À l’origine des manifestations qui ont débuté le 19 décembre dernier, il y a la hausse du prix du pain, multiplié par trois. Ce sont donc les questions économiques, la hausse des prix, qui ont soulevé les Soudanais et amené à la destitution d’Omar el-Béchir. Et ce n’est pas nouveau, cela fait des années que les conditions de vie des Soudanais se dégradent.
Les autorités n’ont pas dû être surprises fin décembre quand les manifestants ont commencé à descendre dans la rue pour protester contrel’augmentation du prix du pain, puisque le même scénario s’était déjà produit fin 2017 avec plus d’un mois de protestations.
L’État soudanais n’a plus les moyens de subventionner la farine et quelques autres produits de base, parce qu’il n’a plus de budget pour le faire. Le pays est en crise économique de façon structurelle depuis des années. La livre soudanaise a dû être dévaluée et les prix ne cessent de grimper : 40% d’inflation en 2017, 70% cette année. Même les provinces relativement épargnées par la crise sont aujourd’hui touchées et ce n’est d’ailleurs pas un hasard si les mouvements de protestation ont débuté dans les régions agricoles avant de gagner la capitale.
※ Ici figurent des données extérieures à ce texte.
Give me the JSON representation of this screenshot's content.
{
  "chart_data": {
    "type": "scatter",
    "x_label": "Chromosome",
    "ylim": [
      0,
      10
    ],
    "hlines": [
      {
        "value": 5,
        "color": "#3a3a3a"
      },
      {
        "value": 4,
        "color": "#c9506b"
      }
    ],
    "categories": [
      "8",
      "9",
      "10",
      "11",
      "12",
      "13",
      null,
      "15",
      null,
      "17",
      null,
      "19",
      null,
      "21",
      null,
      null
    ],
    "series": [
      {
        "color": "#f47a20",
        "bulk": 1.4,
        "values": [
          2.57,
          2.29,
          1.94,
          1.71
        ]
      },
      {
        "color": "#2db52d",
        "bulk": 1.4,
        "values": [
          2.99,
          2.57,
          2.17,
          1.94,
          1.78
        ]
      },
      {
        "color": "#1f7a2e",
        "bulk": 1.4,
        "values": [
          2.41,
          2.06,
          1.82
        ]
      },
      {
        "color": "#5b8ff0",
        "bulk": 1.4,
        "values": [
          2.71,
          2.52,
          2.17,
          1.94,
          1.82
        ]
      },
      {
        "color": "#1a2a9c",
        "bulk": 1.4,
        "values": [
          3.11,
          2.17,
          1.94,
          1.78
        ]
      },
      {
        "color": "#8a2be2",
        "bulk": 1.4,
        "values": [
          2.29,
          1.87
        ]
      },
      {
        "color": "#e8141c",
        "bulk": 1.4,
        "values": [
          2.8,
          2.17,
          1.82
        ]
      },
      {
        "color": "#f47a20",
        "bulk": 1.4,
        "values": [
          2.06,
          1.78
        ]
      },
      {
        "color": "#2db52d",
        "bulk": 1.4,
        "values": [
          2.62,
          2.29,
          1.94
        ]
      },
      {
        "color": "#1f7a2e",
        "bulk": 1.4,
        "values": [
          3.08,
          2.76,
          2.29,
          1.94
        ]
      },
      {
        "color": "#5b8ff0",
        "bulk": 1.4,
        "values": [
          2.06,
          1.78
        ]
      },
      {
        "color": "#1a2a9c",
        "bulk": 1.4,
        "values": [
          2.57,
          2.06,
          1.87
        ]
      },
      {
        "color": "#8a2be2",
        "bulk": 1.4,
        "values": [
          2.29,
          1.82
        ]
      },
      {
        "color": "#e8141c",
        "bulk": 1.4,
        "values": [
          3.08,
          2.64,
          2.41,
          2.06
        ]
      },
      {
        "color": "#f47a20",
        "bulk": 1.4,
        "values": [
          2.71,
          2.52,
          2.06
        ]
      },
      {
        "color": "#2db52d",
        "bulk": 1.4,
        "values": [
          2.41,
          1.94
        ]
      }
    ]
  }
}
Un pays privé des trois quarts de sa production de pétrole
L’origine de cette crise économique remonte à l’indépendance du Soudan du Sud en 2011. Le départ de la moitié sud du pays a privé Khartoum des trois quarts de sa production de pétrole et donc des recettes qui permettaient au gouvernement de boucler son budget et de financer certains services sociaux ainsi que les produits de base.
Depuis l’indépendance du Soudan du Sud en 2011, le gouvernement affronte une pénurie de devises. Le Soudan exporte deux fois moins de produits et de marchandises qu’il n’en importe. Ce n’est pas tenable économiquement et cela a entraîné une chute de la monnaie et donc une hausse de l’inflation. Les gens s’appauvrissent et ne le supportent plus.
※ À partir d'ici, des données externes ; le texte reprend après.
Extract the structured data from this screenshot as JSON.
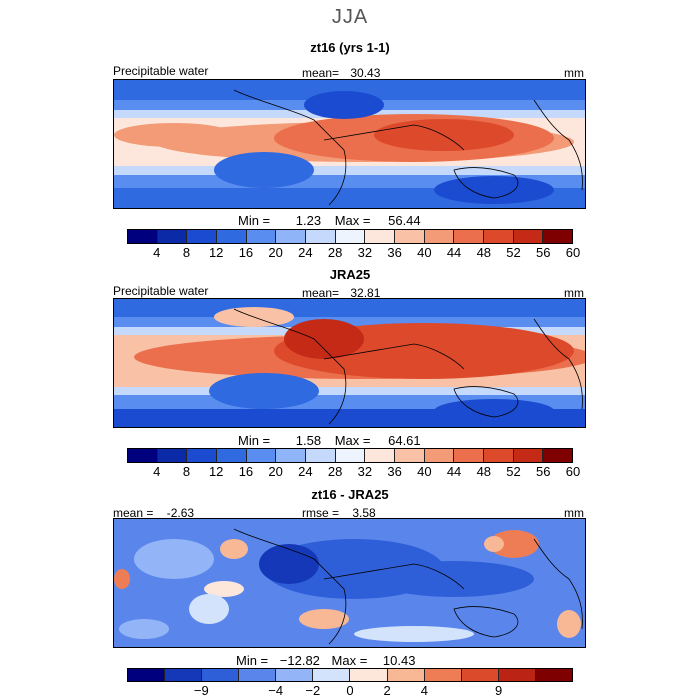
{
  "figure": {
    "season": "JJA"
  },
  "colors": {
    "levels15": [
      "#00007f",
      "#0a2aa8",
      "#1a4bd0",
      "#2f6ae0",
      "#5a8df0",
      "#8fb4f8",
      "#c4d9fb",
      "#eef4fe",
      "#fde7dc",
      "#f9c2a6",
      "#f39a76",
      "#eb6f4c",
      "#dd4a2b",
      "#c42a16",
      "#7f0000"
    ],
    "levels12": [
      "#00007f",
      "#1438b8",
      "#2f5fd8",
      "#5a86ec",
      "#93b5f7",
      "#d3e3fc",
      "#fde6da",
      "#f8b896",
      "#ee7d56",
      "#dc4a2c",
      "#bb2414",
      "#7f0000"
    ]
  },
  "panels": [
    {
      "title": "zt16 (yrs 1-1)",
      "left": "Precipitable water",
      "mean_label": "mean=",
      "mean": "30.43",
      "units": "mm",
      "min_label": "Min =",
      "min": "1.23",
      "max_label": "Max =",
      "max": "56.44"
    },
    {
      "title": "JRA25",
      "left": "Precipitable water",
      "mean_label": "mean=",
      "mean": "32.81",
      "units": "mm",
      "min_label": "Min =",
      "min": "1.58",
      "max_label": "Max =",
      "max": "64.61"
    },
    {
      "title": "zt16 - JRA25",
      "mean_label": "mean =",
      "mean": "-2.63",
      "rmse_label": "rmse =",
      "rmse": "3.58",
      "units": "mm",
      "min_label": "Min =",
      "min": "−12.82",
      "max_label": "Max =",
      "max": "10.43"
    }
  ],
  "chart_data": [
    {
      "type": "heatmap",
      "title": "zt16 (yrs 1-1)",
      "variable": "Precipitable water",
      "units": "mm",
      "mean": 30.43,
      "min": 1.23,
      "max": 56.44,
      "colorbar_ticks": [
        4,
        8,
        12,
        16,
        20,
        24,
        28,
        32,
        36,
        40,
        44,
        48,
        52,
        56,
        60
      ]
    },
    {
      "type": "heatmap",
      "title": "JRA25",
      "variable": "Precipitable water",
      "units": "mm",
      "mean": 32.81,
      "min": 1.58,
      "max": 64.61,
      "colorbar_ticks": [
        4,
        8,
        12,
        16,
        20,
        24,
        28,
        32,
        36,
        40,
        44,
        48,
        52,
        56,
        60
      ]
    },
    {
      "type": "heatmap",
      "title": "zt16 - JRA25",
      "units": "mm",
      "mean": -2.63,
      "rmse": 3.58,
      "min": -12.82,
      "max": 10.43,
      "colorbar_ticks": [
        "−9",
        "−4",
        "−2",
        "0",
        "2",
        "4",
        "9"
      ]
    }
  ]
}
Des mesures qui ont attisé les tensions
Pour diversifier son économie, le gouvernement a pris des mesures qui ont attisé les tensions et les colères. Elles n’ont rien réglé pour le quotidien des Soudanais. Par exemple, le gouvernement a voulu stimuler les recettes agricoles et a ouvert la porte aux investisseurs du Golfe. Ceux-ci ont investi dans les terres irriguées par le Nil pour exporter les récoltes chez eux, dans le Golfe. Le Soudan exporte aujourd’hui des produits agricoles vers le Golfe, mais doit importer de la farine.
Par ailleurs, beaucoup de communautés ont été expropriées de leurs terres au profit de ces investisseurs, ce qui provoque des conflits. Le même phénomène s’est produit dans le secteur minier. Le Soudan est le troisième producteur d’or en Afrique, mais en mettant la main sur la filière, le gouvernement a mécontenté les petits orpailleurs, obligés de passer par la centrale d’Etat pour commercialiser l’or, à un prix jugé souvent peu intéressant. Ce qui a favorisé la contrebande, la corruption et le mécontentement.
En fait, le gouvernement n’a pas réussi à mener une politique d’adaptation à la fin de la rente pétrolière. Et si l’on ajoute à cet échec le clientélisme et la corruption, qui sont la marque de fabrique du régime d’Omar el-Béchir, on comprend mieux la colère de la population.